On the next screen you see a few requirements for the Ubuntu-Studio 12.04
installation (the system should have at least 7.6 GB available drive
space and should be connected to the Internet). Please check the Download updates while installing and Install this third-party software (this will
install the software necessary to process Flash, MP3, and other media
files) checkboxes and click on Continue:

Now we come to the partitioning of our hard disk. Usually Erase disk and install Ubuntu-Studio is a good
choice, unless you need custom partitions and know what you’re doing. Erase disk and install Ubuntu-Studio will create one
big / partition for us:

Select the hard drive that you want to use for the Ubuntu-Studio
installation:

Then choose your time zone:

Change the keyboard layout, if necessary:

Type in your real name, your desired username along with a password,
and click on Continue:

Afterwards, Ubuntu-Studio is being installed.
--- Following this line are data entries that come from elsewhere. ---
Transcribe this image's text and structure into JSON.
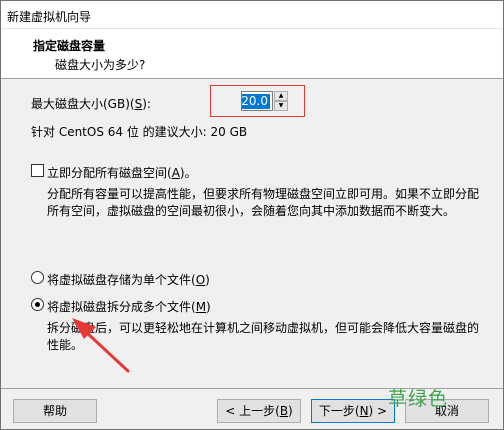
{
  "window": {
    "title": "新建虚拟机向导"
  },
  "header": {
    "title": "指定磁盘容量",
    "subtitle": "磁盘大小为多少?"
  },
  "disk": {
    "label_pre": "最大磁盘大小(GB)(",
    "label_key": "S",
    "label_post": "):",
    "value": "20.0",
    "recommend": "针对 CentOS 64 位 的建议大小: 20 GB"
  },
  "allocate": {
    "label_pre": "立即分配所有磁盘空间(",
    "label_key": "A",
    "label_post": ")。",
    "checked": false,
    "desc_line1": "分配所有容量可以提高性能，但要求所有物理磁盘空间立即可用。如果不立即分配",
    "desc_line2": "所有空间，虚拟磁盘的空间最初很小，会随着您向其中添加数据而不断变大。"
  },
  "single_file": {
    "label_pre": "将虚拟磁盘存储为单个文件(",
    "label_key": "O",
    "label_post": ")",
    "checked": false
  },
  "multi_file": {
    "label_pre": "将虚拟磁盘拆分成多个文件(",
    "label_key": "M",
    "label_post": ")",
    "checked": true,
    "desc_line1": "拆分磁盘后，可以更轻松地在计算机之间移动虚拟机，但可能会降低大容量磁盘的",
    "desc_line2": "性能。"
  },
  "buttons": {
    "help": "帮助",
    "back_pre": "< 上一步(",
    "back_key": "B",
    "back_post": ")",
    "next_pre": "下一步(",
    "next_key": "N",
    "next_post": ") >",
    "cancel": "取消"
  },
  "watermark": "草绿色",
  "annotation_color": "#e53935"
}
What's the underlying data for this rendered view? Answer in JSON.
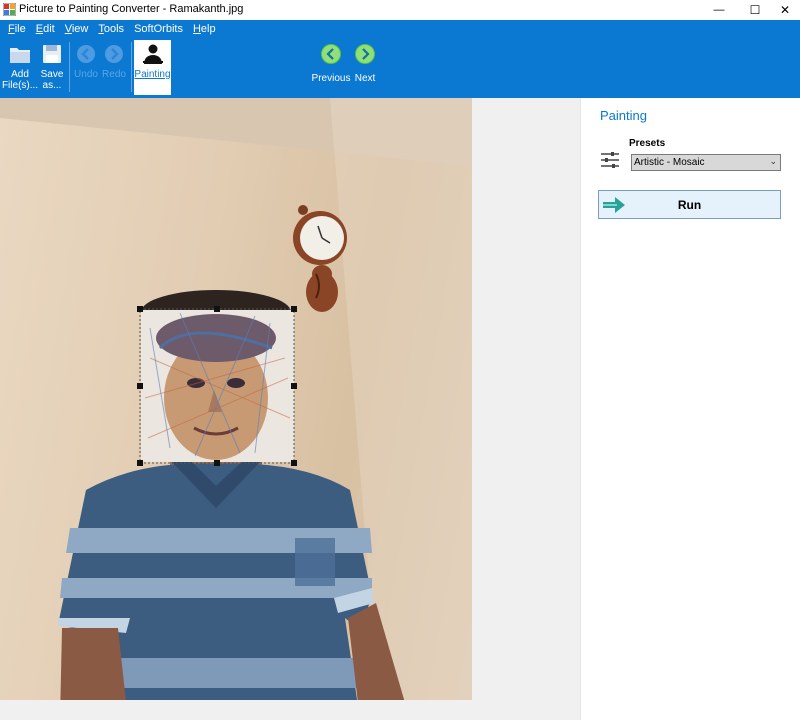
{
  "window": {
    "title": "Picture to Painting Converter - Ramakanth.jpg",
    "controls": {
      "minimize": "—",
      "maximize": "☐",
      "close": "✕"
    }
  },
  "menu": [
    {
      "label": "File",
      "mnemonic": "F",
      "rest": "ile"
    },
    {
      "label": "Edit",
      "mnemonic": "E",
      "rest": "dit"
    },
    {
      "label": "View",
      "mnemonic": "V",
      "rest": "iew"
    },
    {
      "label": "Tools",
      "mnemonic": "T",
      "rest": "ools"
    },
    {
      "label": "SoftOrbits",
      "mnemonic": "",
      "rest": "SoftOrbits"
    },
    {
      "label": "Help",
      "mnemonic": "H",
      "rest": "elp"
    }
  ],
  "toolbar": {
    "add_files": "Add\nFile(s)...",
    "save_as": "Save\nas...",
    "undo": "Undo",
    "redo": "Redo",
    "painting": "Painting",
    "previous": "Previous",
    "next": "Next"
  },
  "icons": {
    "add_files": "folder-icon",
    "save_as": "floppy-disk-icon",
    "undo": "undo-arrow-icon",
    "redo": "redo-arrow-icon",
    "painting": "person-bust-icon",
    "previous": "circle-chevron-left-icon",
    "next": "circle-chevron-right-icon",
    "presets": "sliders-icon",
    "run": "right-arrow-icon"
  },
  "panel": {
    "title": "Painting",
    "presets_label": "Presets",
    "preset_value": "Artistic - Mosaic",
    "run_label": "Run"
  },
  "colors": {
    "accent": "#0b78d1",
    "run_button_bg": "#e5f1fb",
    "run_arrow": "#2aa198"
  }
}
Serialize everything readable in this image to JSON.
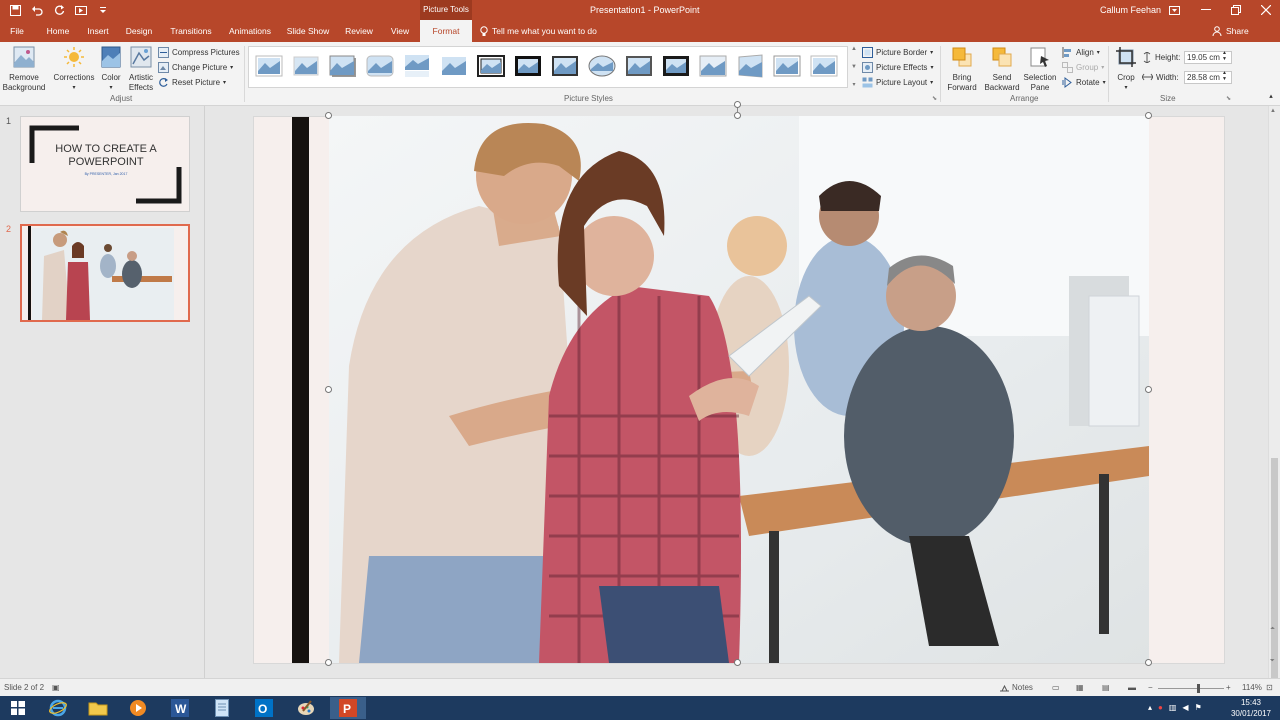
{
  "window": {
    "doc_title": "Presentation1 - PowerPoint",
    "context_title": "Picture Tools",
    "user_name": "Callum Feehan"
  },
  "tabs": [
    {
      "label": "File"
    },
    {
      "label": "Home"
    },
    {
      "label": "Insert"
    },
    {
      "label": "Design"
    },
    {
      "label": "Transitions"
    },
    {
      "label": "Animations"
    },
    {
      "label": "Slide Show"
    },
    {
      "label": "Review"
    },
    {
      "label": "View"
    },
    {
      "label": "Format"
    }
  ],
  "tellme": "Tell me what you want to do",
  "share": "Share",
  "ribbon": {
    "adjust": {
      "remove_background": "Remove Background",
      "corrections": "Corrections",
      "color": "Color",
      "artistic_effects": "Artistic Effects",
      "compress_pictures": "Compress Pictures",
      "change_picture": "Change Picture",
      "reset_picture": "Reset Picture",
      "group_label": "Adjust"
    },
    "picture_styles": {
      "group_label": "Picture Styles",
      "picture_border": "Picture Border",
      "picture_effects": "Picture Effects",
      "picture_layout": "Picture Layout"
    },
    "arrange": {
      "bring_forward": "Bring Forward",
      "send_backward": "Send Backward",
      "selection_pane": "Selection Pane",
      "align": "Align",
      "group": "Group",
      "rotate": "Rotate",
      "group_label": "Arrange"
    },
    "size": {
      "crop": "Crop",
      "height_label": "Height:",
      "height_value": "19.05 cm",
      "width_label": "Width:",
      "width_value": "28.58 cm",
      "group_label": "Size"
    }
  },
  "slides": [
    {
      "number": "1",
      "title": "HOW TO CREATE A POWERPOINT",
      "subtitle": "By PRESENTER, Jan 2017"
    },
    {
      "number": "2"
    }
  ],
  "status": {
    "slide_counter": "Slide 2 of 2",
    "notes": "Notes",
    "zoom": "114%",
    "zoom_level": 0.6
  },
  "taskbar": {
    "time": "15:43",
    "date": "30/01/2017"
  },
  "colors": {
    "accent": "#b7472a",
    "active_tab_text": "#b7472a",
    "taskbar": "#1d3a5f"
  }
}
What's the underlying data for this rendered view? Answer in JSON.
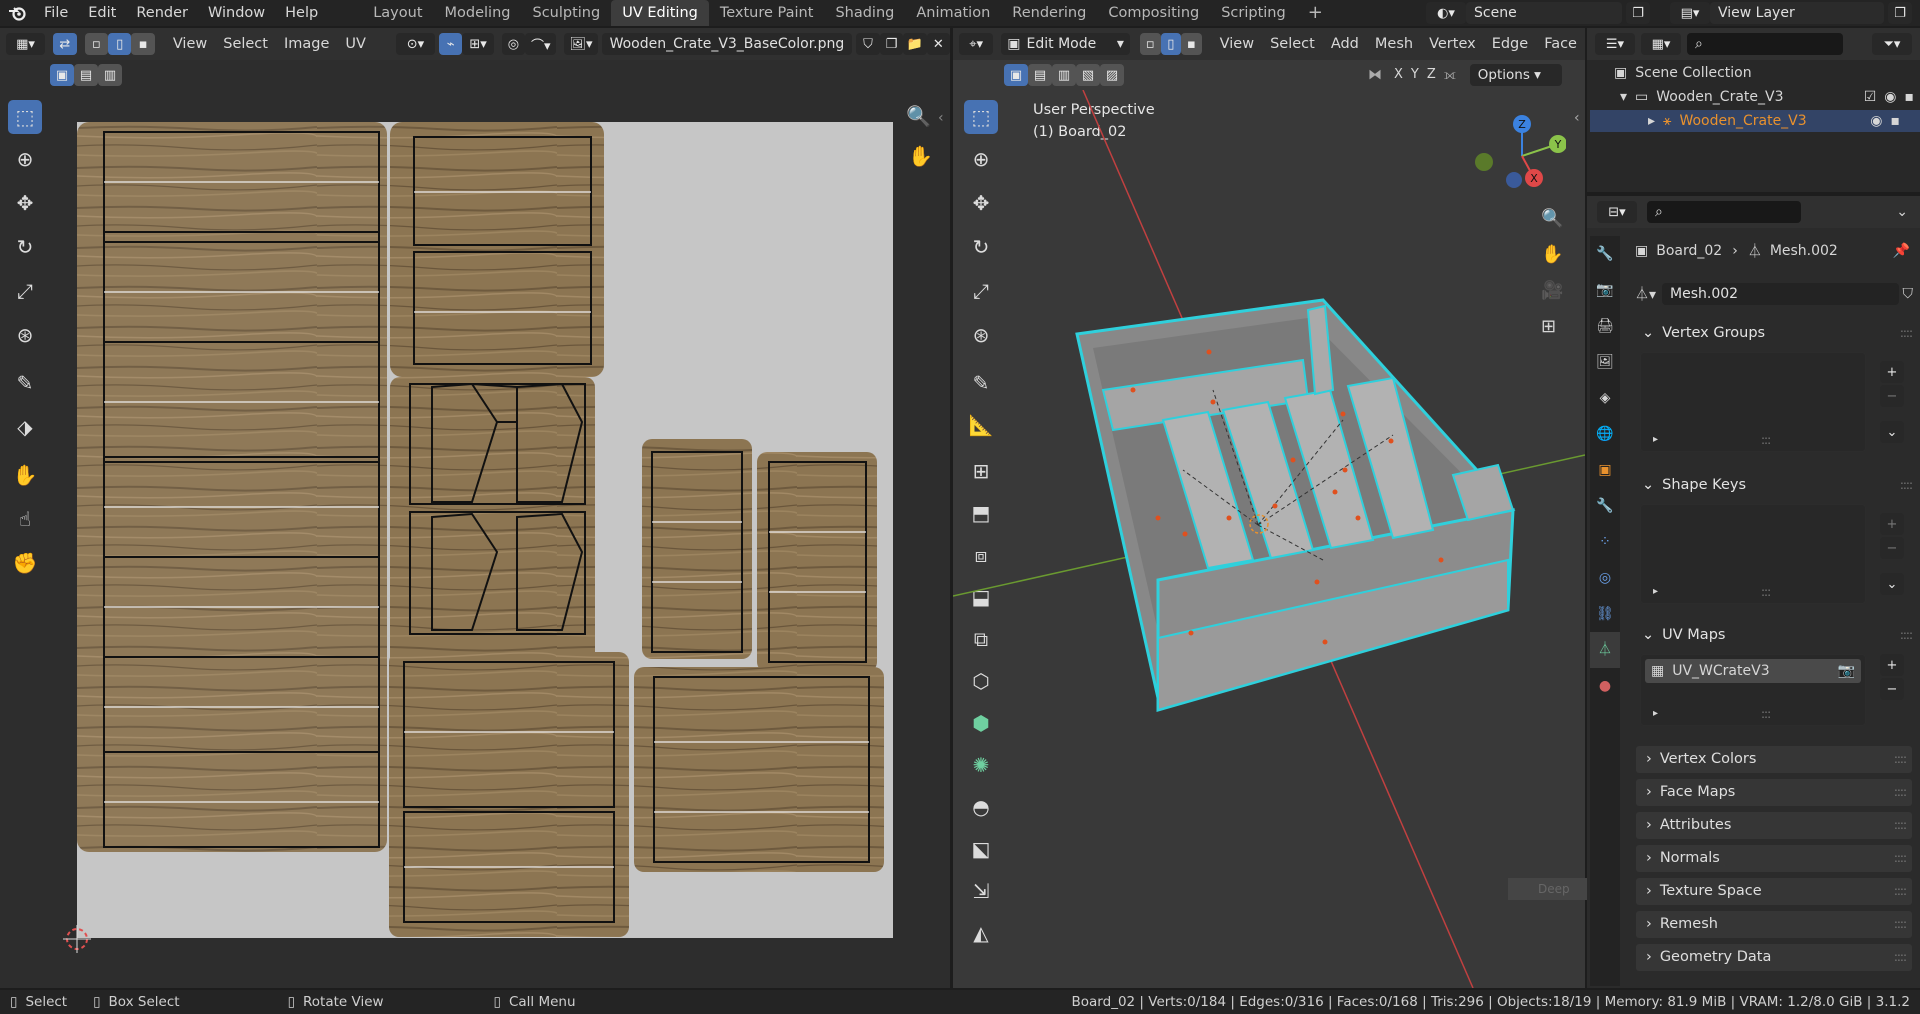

This can take a few minutes,
so be patient:

After the installation, you will be asked to reboot the system.
Click on Restart Now. At the end of the shutdown process, you are asked to remove the
Ubuntu-Studio installation CD from the CD drive. Please do this and press ENTER:

Your new Ubuntu-Studio system starts. Log into the desktop with the
username and password you provided during the installation:

The base system is now ready to be used.